TSMC’s response was a default proposal as the company declined to comment on its customer orders and stated that the manufacturing technology was on track.
TSMC stresses that capacity expansion plans are on track following reports of hiccups
The two reports were the latest in a series of news stories that cast doubt on TSMC’s 3nm manufacturing plans. The first news came earlier this year when the time had come initially rumoredand then confirmed that Korean chipmaker Samsung Foundry will start 3nm production ahead of TSMC.
Statements by TSMC boss Dr. CC Wei has outlined that his company will do so Start making the 3nm chips in the second half of this year. as TSMC strives to maintain the technological prowess that has made it the world’s largest contract chip manufacturer.
Report by TrendForce shared that the company believes that the delay in 3nm manufacturing for Intel will impact TSMC’s capital expenditures as it could lead to a reduction in spending in 2023. It also wasn’t shy about blaming Intel for some, claiming that the issued design initially resulted in manufacturing being pushed back from 2H 2022 to 1H 2023 — which has now been pushed back to late 2023.
This, in turn, has impacted TSMC’s capacity utilization estimates — and the company is wary of capacity sitting idle while it struggles to secure 3nm orders. TrendForce also announced that Apple will be the first 3nm TSMC customer – with products launching next year, and AMD, MediaTek and Qualcomm will be mass producing 3nm products in 2024.
Isaiah Research was more open with the details of the delay, sharing the number of wafers originally expected and the drop after the alleged delay. Isaiah explained that TSMC originally planned to produce 15,000 to 20,000 3nm wafers per month by the end of 2023, but that number has now been reduced to 5,000 to 10,000 wafers per month.
However, acknowledging concerns about the spare capacity remaining due to the reduction, the research firm remained optimistic, pointing out that the majority of the equipment (80%) for advanced manufacturing processes such as 5 nanometers and 3 nanometers is interchangeable, implying that TSMC will keep it Ability to use it for other customers.
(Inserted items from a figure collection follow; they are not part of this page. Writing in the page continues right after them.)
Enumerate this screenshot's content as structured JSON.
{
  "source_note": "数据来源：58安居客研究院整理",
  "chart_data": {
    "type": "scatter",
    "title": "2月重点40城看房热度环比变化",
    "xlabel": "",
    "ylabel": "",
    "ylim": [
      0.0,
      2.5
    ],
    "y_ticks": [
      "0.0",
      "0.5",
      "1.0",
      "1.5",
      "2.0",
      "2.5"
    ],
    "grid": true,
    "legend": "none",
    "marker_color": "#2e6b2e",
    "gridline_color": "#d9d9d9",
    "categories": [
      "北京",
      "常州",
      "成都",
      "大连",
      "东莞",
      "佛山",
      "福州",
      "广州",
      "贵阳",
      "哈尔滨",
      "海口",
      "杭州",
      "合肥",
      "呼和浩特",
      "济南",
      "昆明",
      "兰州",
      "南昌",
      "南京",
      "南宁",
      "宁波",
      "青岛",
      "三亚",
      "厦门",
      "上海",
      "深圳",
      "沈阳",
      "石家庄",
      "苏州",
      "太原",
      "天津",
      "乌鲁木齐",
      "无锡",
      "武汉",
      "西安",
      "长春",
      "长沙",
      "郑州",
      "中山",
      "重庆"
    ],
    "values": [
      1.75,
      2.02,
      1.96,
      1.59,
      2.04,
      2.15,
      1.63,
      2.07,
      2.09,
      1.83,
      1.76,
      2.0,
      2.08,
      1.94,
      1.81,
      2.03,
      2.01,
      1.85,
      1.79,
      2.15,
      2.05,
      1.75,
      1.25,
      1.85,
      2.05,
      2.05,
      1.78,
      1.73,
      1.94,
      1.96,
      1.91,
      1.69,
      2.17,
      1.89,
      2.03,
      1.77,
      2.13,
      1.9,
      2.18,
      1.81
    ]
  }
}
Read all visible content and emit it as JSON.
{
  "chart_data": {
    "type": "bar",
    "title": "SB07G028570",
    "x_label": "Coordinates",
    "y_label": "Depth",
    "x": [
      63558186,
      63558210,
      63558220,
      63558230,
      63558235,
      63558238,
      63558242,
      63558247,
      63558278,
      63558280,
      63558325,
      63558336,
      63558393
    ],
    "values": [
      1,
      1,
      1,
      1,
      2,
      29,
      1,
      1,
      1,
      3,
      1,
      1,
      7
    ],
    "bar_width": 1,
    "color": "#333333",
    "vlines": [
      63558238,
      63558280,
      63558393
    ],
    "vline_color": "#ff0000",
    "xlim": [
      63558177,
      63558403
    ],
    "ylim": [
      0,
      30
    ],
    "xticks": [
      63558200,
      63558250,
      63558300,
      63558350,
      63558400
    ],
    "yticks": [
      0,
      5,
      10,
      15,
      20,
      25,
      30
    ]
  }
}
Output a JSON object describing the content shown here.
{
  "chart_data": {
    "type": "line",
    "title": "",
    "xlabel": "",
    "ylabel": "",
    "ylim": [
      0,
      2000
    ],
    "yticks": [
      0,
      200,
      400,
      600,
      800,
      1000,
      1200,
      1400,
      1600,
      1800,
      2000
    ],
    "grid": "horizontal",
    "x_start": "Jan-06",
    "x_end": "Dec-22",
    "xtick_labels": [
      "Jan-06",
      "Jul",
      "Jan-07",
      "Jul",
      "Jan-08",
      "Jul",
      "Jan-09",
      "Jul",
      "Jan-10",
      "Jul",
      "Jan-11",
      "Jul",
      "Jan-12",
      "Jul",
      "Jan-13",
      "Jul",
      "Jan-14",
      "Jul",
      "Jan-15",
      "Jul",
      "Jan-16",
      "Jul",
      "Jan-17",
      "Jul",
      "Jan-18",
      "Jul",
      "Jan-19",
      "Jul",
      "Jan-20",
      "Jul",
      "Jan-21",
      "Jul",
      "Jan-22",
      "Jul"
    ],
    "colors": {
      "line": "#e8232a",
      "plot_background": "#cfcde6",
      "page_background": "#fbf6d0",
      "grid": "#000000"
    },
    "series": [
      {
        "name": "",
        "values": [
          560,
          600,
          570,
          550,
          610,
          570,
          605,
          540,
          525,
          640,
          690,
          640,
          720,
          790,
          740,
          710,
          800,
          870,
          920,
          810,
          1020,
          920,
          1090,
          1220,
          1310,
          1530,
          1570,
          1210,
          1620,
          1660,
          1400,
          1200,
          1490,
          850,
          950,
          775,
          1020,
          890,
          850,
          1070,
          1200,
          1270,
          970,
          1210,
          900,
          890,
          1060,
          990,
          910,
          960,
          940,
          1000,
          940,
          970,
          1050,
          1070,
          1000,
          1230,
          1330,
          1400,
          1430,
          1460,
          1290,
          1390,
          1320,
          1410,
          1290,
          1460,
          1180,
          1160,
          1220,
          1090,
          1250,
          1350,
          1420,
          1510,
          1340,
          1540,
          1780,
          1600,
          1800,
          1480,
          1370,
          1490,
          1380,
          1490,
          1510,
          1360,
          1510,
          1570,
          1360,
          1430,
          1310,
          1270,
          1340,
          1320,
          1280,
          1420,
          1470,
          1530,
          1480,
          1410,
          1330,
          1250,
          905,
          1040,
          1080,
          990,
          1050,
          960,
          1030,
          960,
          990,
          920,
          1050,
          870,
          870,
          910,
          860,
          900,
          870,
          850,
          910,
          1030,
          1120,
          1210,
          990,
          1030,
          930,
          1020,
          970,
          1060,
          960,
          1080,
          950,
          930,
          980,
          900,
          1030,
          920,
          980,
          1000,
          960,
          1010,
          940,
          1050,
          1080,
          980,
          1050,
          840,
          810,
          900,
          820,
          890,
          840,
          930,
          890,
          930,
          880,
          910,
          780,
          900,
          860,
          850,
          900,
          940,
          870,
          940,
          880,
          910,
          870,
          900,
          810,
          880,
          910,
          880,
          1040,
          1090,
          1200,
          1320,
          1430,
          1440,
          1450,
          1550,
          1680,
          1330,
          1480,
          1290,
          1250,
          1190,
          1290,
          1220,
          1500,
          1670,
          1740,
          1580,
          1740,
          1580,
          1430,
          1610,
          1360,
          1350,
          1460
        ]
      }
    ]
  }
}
TSMC’s response to the entire affair, sent to Taiwanese publication United Daily News, was brief, with the company say that:
“TSMC does not comment on the business of individual customers. The company’s capacity expansion project is proceeding as planned.”
The semiconductor industry, currently facing an historic downturn due to demand and supply mismatches amid the coronavirus pandemic, has been considering capacity and investment cuts for some time. Chinese foundries have lowered their average selling prices (ASPs), and chipmakers in Taiwan have started offering different prices for different nodes to ensure demand doesn’t flag.
However, TSMC has made no such announcements, and the issue of balancing capacity reductions with an increase in demand, particularly for newer products, remains a thorn in the side of chipmakers, as on the one hand they risk overspending on idle machines and so on, and the other reduces the Revenue recognition in the event of an increase in demand.